Контракт на эльфа (СИ) - "Ellari Rey". Страница 34
Комментарий к 9. Самый лучший фехтовальщик
Neen! Foile taedh! - Не может быть! (здесь) Безумный бард!
Ghoul y badraigh mal an cuach - страшное ругательство
Bloede dh’oine - чертовы люди
beanna - женщина
Vatt’ghern, a’baeth me aep arse - неприличное пожелание ведьмаку))

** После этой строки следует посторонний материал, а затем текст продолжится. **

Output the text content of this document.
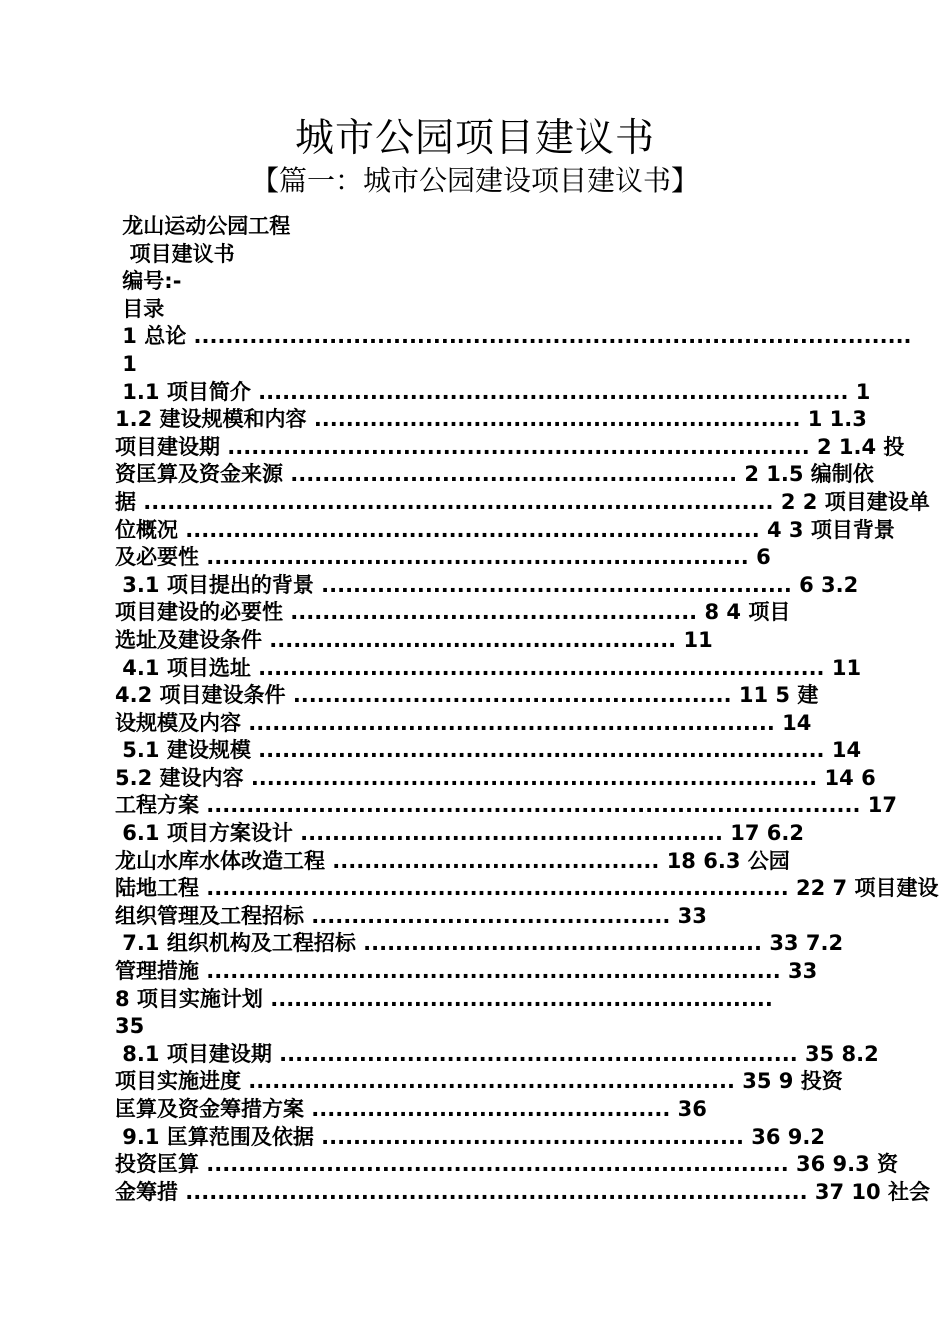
城市公园项目建议书
【篇一：城市公园建设项目建议书】
龙山运动公园工程
项目建议书
编号:-
目录
1 总论 ..........................................................................................
1
1.1 项目简介 .......................................................................... 1
1.2 建设规模和内容 ............................................................. 1 1.3
项目建设期 ......................................................................... 2 1.4 投
资匡算及资金来源 ........................................................ 2 1.5 编制依
据 ............................................................................... 2 2 项目建设单
位概况 ........................................................................ 4 3 项目背景
及必要性 .................................................................... 6
3.1 项目提出的背景 ........................................................... 6 3.2
项目建设的必要性 ................................................... 8 4 项目
选址及建设条件 ................................................... 11
4.1 项目选址 ....................................................................... 11
4.2 项目建设条件 ....................................................... 11 5 建
设规模及内容 .................................................................. 14
5.1 建设规模 ....................................................................... 14
5.2 建设内容 ....................................................................... 14 6
工程方案 .................................................................................. 17
6.1 项目方案设计 ..................................................... 17 6.2
龙山水库水体改造工程 ......................................... 18 6.3 公园
陆地工程 ......................................................................... 22 7 项目建设
组织管理及工程招标 ............................................. 33
7.1 组织机构及工程招标 .................................................. 33 7.2
管理措施 ........................................................................ 33
8 项目实施计划 ...............................................................
35
8.1 项目建设期 ................................................................. 35 8.2
项目实施进度 ............................................................. 35 9 投资
匡算及资金筹措方案 ............................................. 36
9.1 匡算范围及依据 ..................................................... 36 9.2
投资匡算 ......................................................................... 36 9.3 资
金筹措 .............................................................................. 37 10 社会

N’aen dearme? - не спится?
bloede foile beanna - чертова сумасшедшая баба
*почему-то на многих сайтах указано, что цитата принадлежит Весемиру, но в Саге диалог ведут Цири и Койон - после тренировки в Каэр Морхене.

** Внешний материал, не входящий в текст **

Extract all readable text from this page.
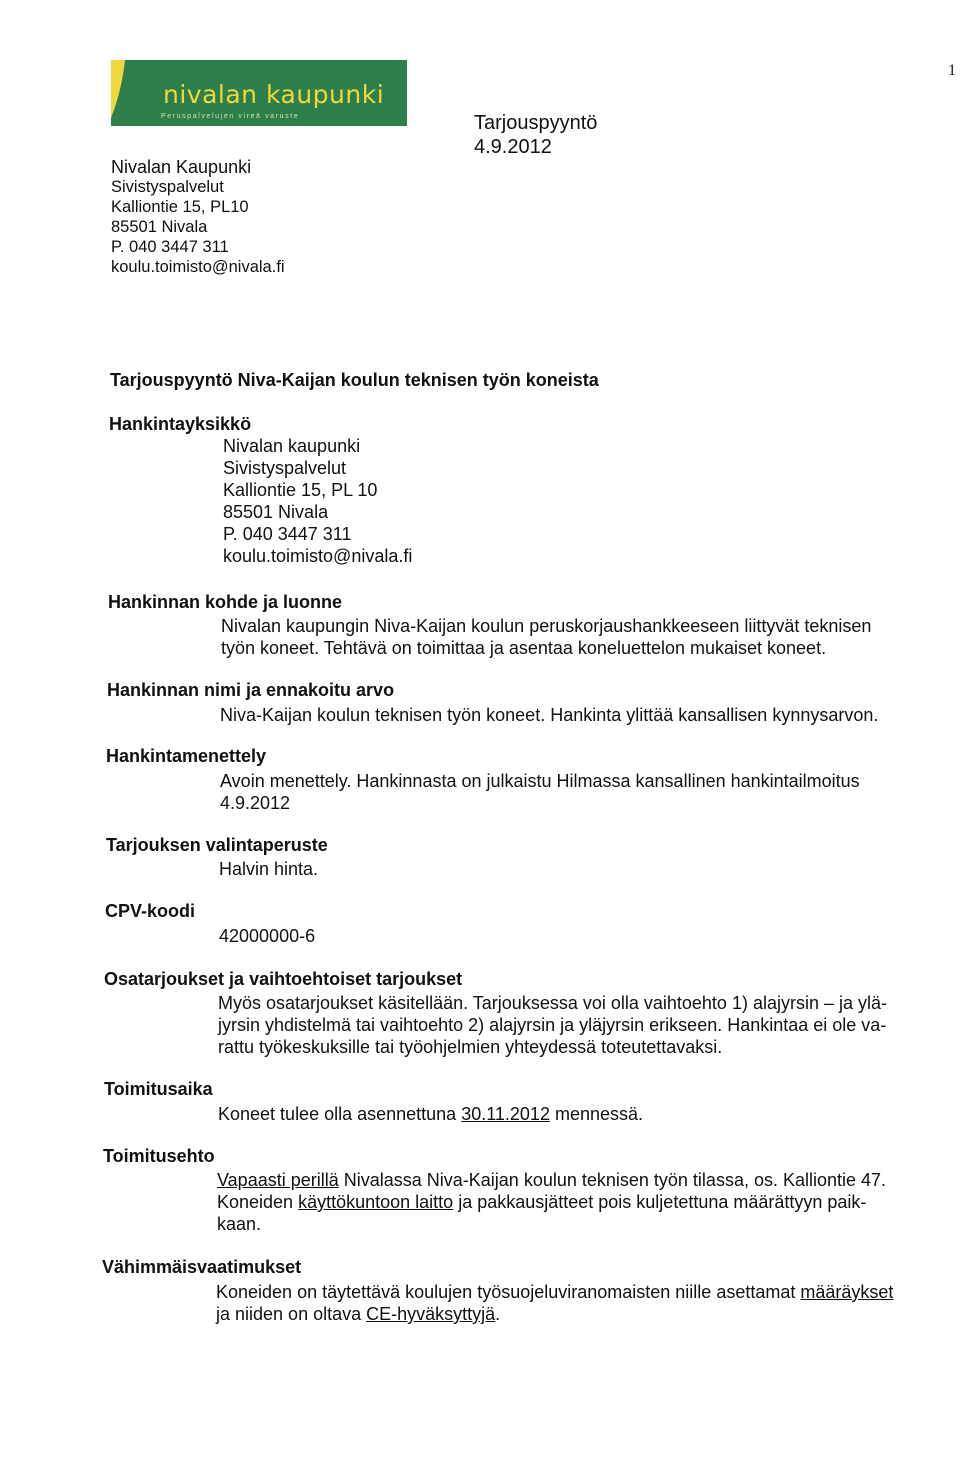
nivalan kaupunki
Peruspalvelujen vireä varuste
1
Tarjouspyyntö
4.9.2012
Nivalan Kaupunki
Sivistyspalvelut
Kalliontie 15, PL10
85501 Nivala
P. 040 3447 311
koulu.toimisto@nivala.fi
Tarjouspyyntö Niva-Kaijan koulun teknisen työn koneista
Hankintayksikkö
Nivalan kaupunki
Sivistyspalvelut
Kalliontie 15, PL 10
85501 Nivala
P. 040 3447 311
koulu.toimisto@nivala.fi
Hankinnan kohde ja luonne
Nivalan kaupungin Niva-Kaijan koulun peruskorjaushankkeeseen liittyvät teknisen
työn koneet. Tehtävä on toimittaa ja asentaa koneluettelon mukaiset koneet.
Hankinnan nimi ja ennakoitu arvo
Niva-Kaijan koulun teknisen työn koneet. Hankinta ylittää kansallisen kynnysarvon.
Hankintamenettely
Avoin menettely. Hankinnasta on julkaistu Hilmassa kansallinen hankintailmoitus
4.9.2012
Tarjouksen valintaperuste
Halvin hinta.
CPV-koodi
42000000-6
Osatarjoukset ja vaihtoehtoiset tarjoukset
Myös osatarjoukset käsitellään. Tarjouksessa voi olla vaihtoehto 1) alajyrsin – ja ylä-
jyrsin yhdistelmä tai vaihtoehto 2) alajyrsin ja yläjyrsin erikseen. Hankintaa ei ole va-
rattu työkeskuksille tai työohjelmien yhteydessä toteutettavaksi.
Toimitusaika
Koneet tulee olla asennettuna 30.11.2012 mennessä.
Toimitusehto
Vapaasti perillä Nivalassa Niva-Kaijan koulun teknisen työn tilassa, os. Kalliontie 47.
Koneiden käyttökuntoon laitto ja pakkausjätteet pois kuljetettuna määrättyyn paik-
kaan.
Vähimmäisvaatimukset
Koneiden on täytettävä koulujen työsuojeluviranomaisten niille asettamat määräykset
ja niiden on oltava CE-hyväksyttyjä.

______________________________________________
Автор осознает, что глава скатилась в какой-то сюр и лютый стеб, но спишем все на краснолюдский спирт. В конце концов, в суровой скоя’таэльской жизни должно быть место пьянкам и задушевным разговорам с ведьмаками, разве нет?)

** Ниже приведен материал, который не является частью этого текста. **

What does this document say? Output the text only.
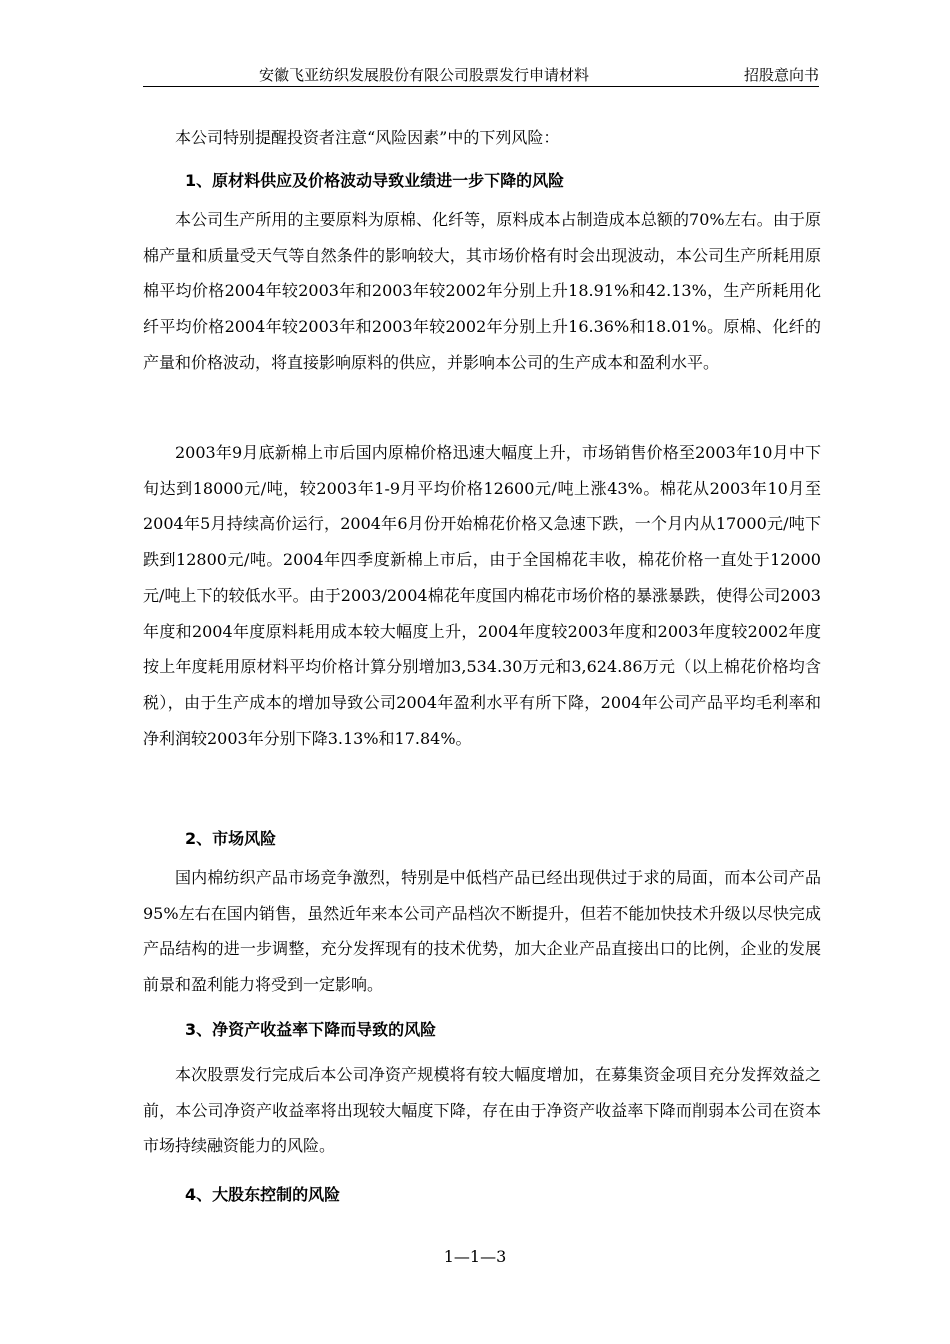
安徽飞亚纺织发展股份有限公司股票发行申请材料	招股意向书

本公司特别提醒投资者注意“风险因素”中的下列风险：

1、原材料供应及价格波动导致业绩进一步下降的风险

本公司生产所用的主要原料为原棉、化纤等，原料成本占制造成本总额的70%左右。由于原棉产量和质量受天气等自然条件的影响较大，其市场价格有时会出现波动，本公司生产所耗用原棉平均价格2004年较2003年和2003年较2002年分别上升18.91%和42.13%，生产所耗用化纤平均价格2004年较2003年和2003年较2002年分别上升16.36%和18.01%。原棉、化纤的产量和价格波动，将直接影响原料的供应，并影响本公司的生产成本和盈利水平。

2003年9月底新棉上市后国内原棉价格迅速大幅度上升，市场销售价格至2003年10月中下旬达到18000元/吨，较2003年1-9月平均价格12600元/吨上涨43%。棉花从2003年10月至2004年5月持续高价运行，2004年6月份开始棉花价格又急速下跌，一个月内从17000元/吨下跌到12800元/吨。2004年四季度新棉上市后，由于全国棉花丰收，棉花价格一直处于12000元/吨上下的较低水平。由于2003/2004棉花年度国内棉花市场价格的暴涨暴跌，使得公司2003年度和2004年度原料耗用成本较大幅度上升，2004年度较2003年度和2003年度较2002年度按上年度耗用原材料平均价格计算分别增加3,534.30万元和3,624.86万元（以上棉花价格均含税），由于生产成本的增加导致公司2004年盈利水平有所下降，2004年公司产品平均毛利率和净利润较2003年分别下降3.13%和17.84%。

2、市场风险

国内棉纺织产品市场竞争激烈，特别是中低档产品已经出现供过于求的局面，而本公司产品95%左右在国内销售，虽然近年来本公司产品档次不断提升，但若不能加快技术升级以尽快完成产品结构的进一步调整，充分发挥现有的技术优势，加大企业产品直接出口的比例，企业的发展前景和盈利能力将受到一定影响。

3、净资产收益率下降而导致的风险

本次股票发行完成后本公司净资产规模将有较大幅度增加，在募集资金项目充分发挥效益之前，本公司净资产收益率将出现较大幅度下降，存在由于净资产收益率下降而削弱本公司在资本市场持续融资能力的风险。

4、大股东控制的风险
1—1—3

========== 10. Проповедь Неравнодушного ==========
Говоришь, что тебя преследует чудовище. Чего ты боишься?
Если оно на тебя нападёт, скажи ему, что обожаешь чудовищ,
оберегаешь их и следишь за тем, чтобы ни один трупоедский ведьмак не нарушил их покоя.
Ну, а уж если и после этого чудовище выпотрошит тебя и сожрёт, значит,
оно чудовищно неблагодарное чудовище.
Геральт из Ривии
День не заладился с самого утра.
Эрика бестолково смотрела на измятую серую шелковую сорочку, на черный от копоти, тяжеленный чугунный утюг, на тлеющие в очаге алые угли, на особые щипцы для выкладывания углей в зубастое жерло утюга, и подумывала о найме горничной. Медный таз, в котором со вчерашнего дня кисла вода после чистки одежды от канализационной жижи, начинал подванивать. Яростно хотелось выплеснуть его в окно, чтобы не спускаться по лестнице на глазах у эльфа в обнимку с дурно пахнущей водицей.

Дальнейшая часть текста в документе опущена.